Is there a way to re-construct the operator tree automatically for more meaningful profiling?

Thanks!

frankmcsherry commented 5 years ago

Yes, in the Operate event type there should be an address, which is a description of the operators location in a tree of dataflows/scopes/operators. It should reveal the hierarchical structure to you. There is also an operator index, which you should be able to correlate with the index up above.

comnik commented 5 years ago

Somewhat adapted from timely-viz, in https://github.com/comnik/declarative-dataflow/blob/master/src/sources/timely_logging.rs#L77 I turn operator addresses back into edges in the operator graph. Not sure how helpful this is, but this is the extent of what I've been doing.

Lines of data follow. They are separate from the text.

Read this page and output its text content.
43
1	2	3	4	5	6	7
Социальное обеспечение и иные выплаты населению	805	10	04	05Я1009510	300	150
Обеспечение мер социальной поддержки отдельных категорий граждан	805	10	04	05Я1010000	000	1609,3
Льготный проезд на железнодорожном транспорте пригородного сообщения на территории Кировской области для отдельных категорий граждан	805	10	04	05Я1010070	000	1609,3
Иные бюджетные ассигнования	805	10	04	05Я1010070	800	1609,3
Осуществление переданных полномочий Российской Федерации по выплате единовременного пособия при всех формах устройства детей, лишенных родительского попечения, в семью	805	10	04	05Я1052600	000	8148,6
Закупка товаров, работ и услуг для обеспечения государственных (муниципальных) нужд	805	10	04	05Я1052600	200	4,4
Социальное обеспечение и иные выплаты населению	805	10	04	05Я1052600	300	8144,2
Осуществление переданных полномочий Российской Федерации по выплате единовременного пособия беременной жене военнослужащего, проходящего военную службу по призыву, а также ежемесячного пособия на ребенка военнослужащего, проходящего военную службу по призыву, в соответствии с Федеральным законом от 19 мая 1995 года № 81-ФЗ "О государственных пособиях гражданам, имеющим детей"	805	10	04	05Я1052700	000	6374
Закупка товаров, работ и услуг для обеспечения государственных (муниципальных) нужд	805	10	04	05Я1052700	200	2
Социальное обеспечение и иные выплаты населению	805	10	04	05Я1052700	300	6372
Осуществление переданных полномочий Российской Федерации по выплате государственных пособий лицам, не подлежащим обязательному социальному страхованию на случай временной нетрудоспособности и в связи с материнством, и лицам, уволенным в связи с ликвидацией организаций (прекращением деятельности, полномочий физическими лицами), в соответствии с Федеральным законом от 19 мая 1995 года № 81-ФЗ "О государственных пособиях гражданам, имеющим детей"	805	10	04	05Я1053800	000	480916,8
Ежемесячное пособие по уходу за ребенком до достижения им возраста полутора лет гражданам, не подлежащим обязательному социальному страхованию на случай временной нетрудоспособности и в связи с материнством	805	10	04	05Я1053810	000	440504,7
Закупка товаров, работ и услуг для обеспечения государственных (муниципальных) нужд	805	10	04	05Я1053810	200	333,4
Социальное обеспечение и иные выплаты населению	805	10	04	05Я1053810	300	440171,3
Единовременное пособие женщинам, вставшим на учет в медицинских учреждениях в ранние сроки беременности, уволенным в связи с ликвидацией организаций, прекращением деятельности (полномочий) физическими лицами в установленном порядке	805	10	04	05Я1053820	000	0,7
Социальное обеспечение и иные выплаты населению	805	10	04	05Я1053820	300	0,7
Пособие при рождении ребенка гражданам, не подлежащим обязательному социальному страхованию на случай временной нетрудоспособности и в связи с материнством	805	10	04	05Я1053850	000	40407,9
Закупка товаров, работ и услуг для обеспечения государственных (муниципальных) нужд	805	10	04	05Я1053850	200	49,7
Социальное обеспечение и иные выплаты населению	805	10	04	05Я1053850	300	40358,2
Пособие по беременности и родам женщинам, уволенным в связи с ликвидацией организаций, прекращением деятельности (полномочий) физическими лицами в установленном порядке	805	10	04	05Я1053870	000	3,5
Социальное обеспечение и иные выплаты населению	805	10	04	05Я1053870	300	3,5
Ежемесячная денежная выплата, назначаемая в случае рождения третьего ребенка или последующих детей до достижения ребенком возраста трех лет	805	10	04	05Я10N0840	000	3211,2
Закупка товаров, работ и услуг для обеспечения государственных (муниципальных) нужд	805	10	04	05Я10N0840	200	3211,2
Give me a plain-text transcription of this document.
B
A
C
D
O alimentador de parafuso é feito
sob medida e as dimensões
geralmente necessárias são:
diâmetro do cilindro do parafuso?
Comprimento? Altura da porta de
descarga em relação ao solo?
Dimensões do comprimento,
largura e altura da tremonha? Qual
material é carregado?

ryzhyk commented 5 years ago

Thanks, @frankmcsherry, @comnik!

utaal commented 5 years ago

Hi @ryzhyk, @li1 is looking into extending our trace-based online performance diagnostics work[1] and he also needs to re-construct the operator tree to then extract profiling and tracing information from the logs. https://github.com/utaal/timely-viz/blob/master/src/bin/graph.rs#L105-L114 should get you the leaf nodes with differential (by anti-joining the full collection of operator addresses with the same collection where the last element of the address has been stripped off). I use this in timely-viz to draw the dataflow graph of the "actual" operators (those that don't represent a subscope). We are looking into extending the perf diagnostic work, and it would be great to know what your experience has been with timely logging, and what you'd like to see from a dataflow trace analysis. If you're interested, we can chat more about what our current plans are and see if they align with what you're looking for: feedback from concrete use cases is really helpful. /cc @vasia

[1] https://www.usenix.org/node/211258

li1 commented 5 years ago

Hi @ryzhyk, as @utaal and @frankmcsherry mentioned, I'm looking into online profiling (in particular performance optimization & debugging) of timely & differential using log analysis.

So if you have any questions regarding how the logs work (e.g. how to interpret the various TimelyEvent messages) or how you could extract some kind of insight (e.g. explaining performance bottlenecks) from them, just let me know!

ryzhyk commented 5 years ago

@utaal, @li1, many thanks for offering your help!

At this point I was able to reconstruct the operator tree and compute aggregate runtimes of individual operators. I am still adding some DDlog-specific instrumentation to correlate operators back to the DDlog program source.

The timely logging infrastructure has been incredibly useful so far in that I was able to do all of the above with only few lines of code and without running into any issues.

My next step is to actually use this profiling information to optimize my programs. I would definitely be interested in your experience there, but also realize there is no general recipe for speeding things up. You will definitely hear from me in the coming weeks as I try to figure out why my code is taking longer than expected :)

utaal commented 5 years ago

Hi @ryzhyk, quick update: there's now a tool at TimelyDataflow/diagnostics to render dataflow graphs in the browser without additional dependencies. Installation is as easy as cargo install tdiag, more info on usage in the repo and with --help.